O cara perfeito
Essa é a história que não deveria ser escrita. Não sei se chegarei a publicar esse texto. Eu prometi não dedicar uma linha sequer sobre ‘nós’, mas não posso ignorar o que ele significou/significa em minha vida. Foi apenas um mês, mas talvez pelo momento, ou pelas coisas que passamos juntos, ou até mesmo pelas palavras que eu disse a ele durante um momento de frustração, foi intenso.
Eu trabalhava com captação de alunos, na faculdade, e realizava visitas com os candidatos. Em uma tarde de outono recebi a visita de um candidato de transferência. Duas horas e meia de visitação, que costuma durar, em média, apenas 30 minutos. Eu me sentia confortável, ao conversar com ele, como se já nos conhecêssemos e, de fato, já nos conhecíamos. Ele fez aulas de piano com uma de minhas amigas da infância e nos encontramos em algumas apresentações. Eu gostava de ouvi-lo tocar. Isso sempre me acalmou. Em uma das apresentações, ele tocou Love Story, de Francis Lai, música tema de um de meus filmes favoritos, de mesmo nome. E tocava tão bem quanto o original. Seus dedos dançavam pelo teclado de uma forma envolvente, apaixonante, como se a música fosse sua condição. Não nos víamos há pelo menos oito anos.

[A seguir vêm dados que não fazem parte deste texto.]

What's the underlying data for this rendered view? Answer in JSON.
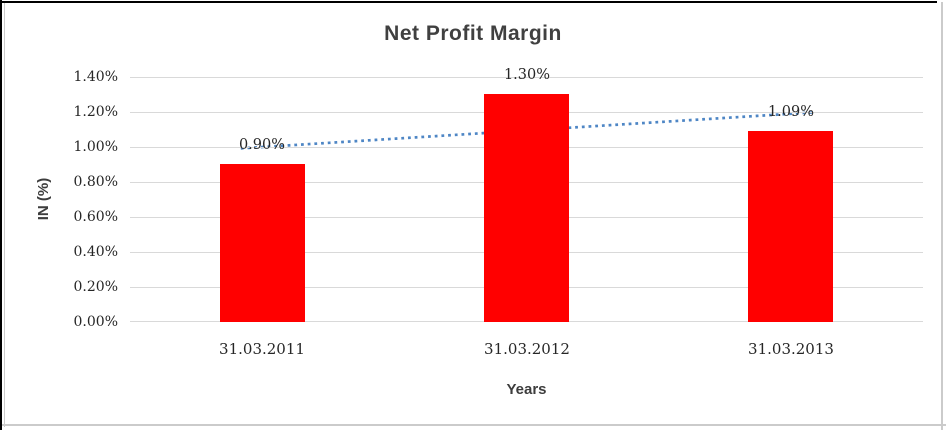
{
  "chart_data": {
    "type": "bar",
    "title": "Net Profit Margin",
    "categories": [
      "31.03.2011",
      "31.03.2012",
      "31.03.2013"
    ],
    "values": [
      0.9,
      1.3,
      1.09
    ],
    "data_labels": [
      "0.90%",
      "1.30%",
      "1.09%"
    ],
    "xlabel": "Years",
    "ylabel": "IN (%)",
    "ylim": [
      0,
      1.4
    ],
    "yticks": [
      "0.00%",
      "0.20%",
      "0.40%",
      "0.60%",
      "0.80%",
      "1.00%",
      "1.20%",
      "1.40%"
    ],
    "grid": true,
    "legend": false,
    "trendline": {
      "type": "linear",
      "style": "dotted",
      "start_value": 1.0,
      "end_value": 1.19
    },
    "colors": {
      "bar": "#FF0000",
      "gridline": "#D9D9D9",
      "trendline": "#4E86C5",
      "title_text": "#404040",
      "axis_title_text": "#3D3D3D",
      "tick_text": "#262626",
      "frame_black": "#000000",
      "frame_gray": "#CBCBCB"
    }
  }
}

Nos encontramos, semanas depois, no apartamento da nossa amiga. Ela fez uma festa de despedida para ele, que resolveu morar em Londrina. Muitas cervejas depois, nos entregamos às conversas soltas: “Você seria a namorada perfeita para mim: sincera, mas sem deixar de ser sensível, bonita, inteligente, comunicóloga, gosta de música, escreve muito bem, transmite confiança com o olhar e não tem vergonha de admitir seus medos e seus erros”. Respondi na mesma toada: “Você também seria o cara perfeito para mim: gosta de música, de skate, sabe tocar piano e guitarra, tem uma banda, anda com o cabelo bagunçado e a barba mal feita e, o mais importante de tudo, vai morar longe, bem longe, o que nos impede de iniciar uma relação e, consequentemente, sofrer quando der errado”. Após alguns segundos em silêncio, ele me perguntou se eu achava mesmo que daria errado. “Sim, pois todas as relações dão errado, para alguém. Pode durar um mês, um ano ou décadas, mas algum dia dará errado e o tempo que foi bom quase será esquecido para dar espaço ao tempo que foi ruim”.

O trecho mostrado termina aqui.